Monday, March 3, 2008

Kerosene

"Don't put kerosene on your hair." This is the actual headline to "The People's Pharmacy" section of my local paper. Intrigued, I read further. Seems someone wrote in to take the columnists to task on their obvious oversight when advising readers about lice treatment. According to this genius, "Kerosene really works and works fast." With this treatment, "the child can return to school the next day."

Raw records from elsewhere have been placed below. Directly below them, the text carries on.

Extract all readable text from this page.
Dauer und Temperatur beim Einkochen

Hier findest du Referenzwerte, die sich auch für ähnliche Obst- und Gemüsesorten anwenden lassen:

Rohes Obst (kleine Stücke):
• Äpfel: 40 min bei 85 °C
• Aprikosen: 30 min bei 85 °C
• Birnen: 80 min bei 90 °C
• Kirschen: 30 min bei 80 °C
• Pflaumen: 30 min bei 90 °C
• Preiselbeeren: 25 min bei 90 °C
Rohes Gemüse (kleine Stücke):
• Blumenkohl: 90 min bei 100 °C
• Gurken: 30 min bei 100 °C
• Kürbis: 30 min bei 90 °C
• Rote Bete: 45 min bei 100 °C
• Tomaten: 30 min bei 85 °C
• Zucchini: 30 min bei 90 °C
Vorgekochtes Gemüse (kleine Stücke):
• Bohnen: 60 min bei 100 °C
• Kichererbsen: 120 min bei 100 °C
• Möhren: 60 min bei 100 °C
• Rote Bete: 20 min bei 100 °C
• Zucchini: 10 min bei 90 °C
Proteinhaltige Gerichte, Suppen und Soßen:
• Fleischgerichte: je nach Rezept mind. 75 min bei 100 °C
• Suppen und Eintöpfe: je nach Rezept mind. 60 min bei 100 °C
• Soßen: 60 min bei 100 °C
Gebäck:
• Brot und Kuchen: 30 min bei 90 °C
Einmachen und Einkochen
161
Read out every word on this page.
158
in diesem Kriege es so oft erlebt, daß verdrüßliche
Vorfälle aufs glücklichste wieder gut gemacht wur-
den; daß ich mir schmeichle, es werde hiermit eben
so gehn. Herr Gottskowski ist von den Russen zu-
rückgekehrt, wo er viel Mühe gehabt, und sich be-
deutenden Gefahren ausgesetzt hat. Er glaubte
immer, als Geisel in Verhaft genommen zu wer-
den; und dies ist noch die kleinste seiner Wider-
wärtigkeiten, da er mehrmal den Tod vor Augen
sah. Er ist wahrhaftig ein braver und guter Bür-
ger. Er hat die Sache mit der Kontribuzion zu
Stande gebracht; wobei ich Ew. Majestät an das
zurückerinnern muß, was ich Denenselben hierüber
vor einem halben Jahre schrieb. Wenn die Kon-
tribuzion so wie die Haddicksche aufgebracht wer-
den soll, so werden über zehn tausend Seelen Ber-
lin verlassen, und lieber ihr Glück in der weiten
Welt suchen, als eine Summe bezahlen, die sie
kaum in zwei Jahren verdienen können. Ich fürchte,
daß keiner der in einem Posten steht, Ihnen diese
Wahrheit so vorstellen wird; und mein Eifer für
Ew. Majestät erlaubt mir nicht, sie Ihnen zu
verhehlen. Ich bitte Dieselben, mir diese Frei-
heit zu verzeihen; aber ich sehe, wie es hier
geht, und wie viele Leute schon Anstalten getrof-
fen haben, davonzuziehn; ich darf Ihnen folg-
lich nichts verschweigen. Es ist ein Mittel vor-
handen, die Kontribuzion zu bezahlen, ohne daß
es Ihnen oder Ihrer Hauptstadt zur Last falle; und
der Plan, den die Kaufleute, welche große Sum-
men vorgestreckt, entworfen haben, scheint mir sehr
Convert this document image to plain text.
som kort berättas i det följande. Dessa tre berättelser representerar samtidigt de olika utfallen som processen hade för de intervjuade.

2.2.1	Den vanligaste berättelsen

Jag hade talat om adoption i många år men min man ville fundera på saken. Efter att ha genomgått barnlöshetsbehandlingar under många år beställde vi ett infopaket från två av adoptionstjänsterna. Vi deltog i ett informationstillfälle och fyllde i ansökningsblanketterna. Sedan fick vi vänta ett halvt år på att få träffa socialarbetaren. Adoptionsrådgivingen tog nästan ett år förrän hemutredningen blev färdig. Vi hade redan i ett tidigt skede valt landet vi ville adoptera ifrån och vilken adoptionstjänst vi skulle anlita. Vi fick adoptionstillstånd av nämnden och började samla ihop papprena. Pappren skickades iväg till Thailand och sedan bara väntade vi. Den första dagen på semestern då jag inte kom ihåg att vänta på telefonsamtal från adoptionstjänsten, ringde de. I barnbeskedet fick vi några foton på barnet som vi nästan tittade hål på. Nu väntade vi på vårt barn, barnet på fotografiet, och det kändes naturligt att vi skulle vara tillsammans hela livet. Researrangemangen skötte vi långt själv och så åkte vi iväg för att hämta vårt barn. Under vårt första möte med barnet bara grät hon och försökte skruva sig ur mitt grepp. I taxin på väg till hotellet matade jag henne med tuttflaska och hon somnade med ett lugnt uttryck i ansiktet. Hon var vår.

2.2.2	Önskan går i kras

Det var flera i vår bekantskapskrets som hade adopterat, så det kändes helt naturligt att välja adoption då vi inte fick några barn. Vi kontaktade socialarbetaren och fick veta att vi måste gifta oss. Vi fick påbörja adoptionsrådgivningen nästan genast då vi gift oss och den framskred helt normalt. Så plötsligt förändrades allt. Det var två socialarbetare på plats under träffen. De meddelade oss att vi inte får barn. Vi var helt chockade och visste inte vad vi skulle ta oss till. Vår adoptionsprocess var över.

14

I know what you're thinking, and the columnists are right on it. They state clearly and without hesitation, "Kerosene should not be used." They list a couple of good reasons, like absorbing toxins through your scalp is never a good idea and inhaling kerosene fumes isn't good for anyone. Then, they get to the one reason that any sane person would put at the top of the list: "A spark could trigger a horrendous accident, leading to severe burns or death."

I'm thinking that the letter writer probably read the columnists' response and thought, "Well, duh. I'm not going to light a match around my kid's kerosene soaked head. I'll be too busy holding him down with one hand as he tries to escape the burning pain searing through his scalp, while using the other hand to reach the volume knob on the stereo to turn up the Lynyrd Skynyrd so I can drown out his screams. Who'd have time for a cigarette?"

The columnists' don't offer any other remedies to avoid, but I'd like to take a moment to mention that gasoline, crude oil, fertilizer, and medical waste are also poor treatment options for lice infestations.

On a related note, I'm imagining that Mao Tse Tung and Vladimir Lenin were regulars at "The People's Pharmacy."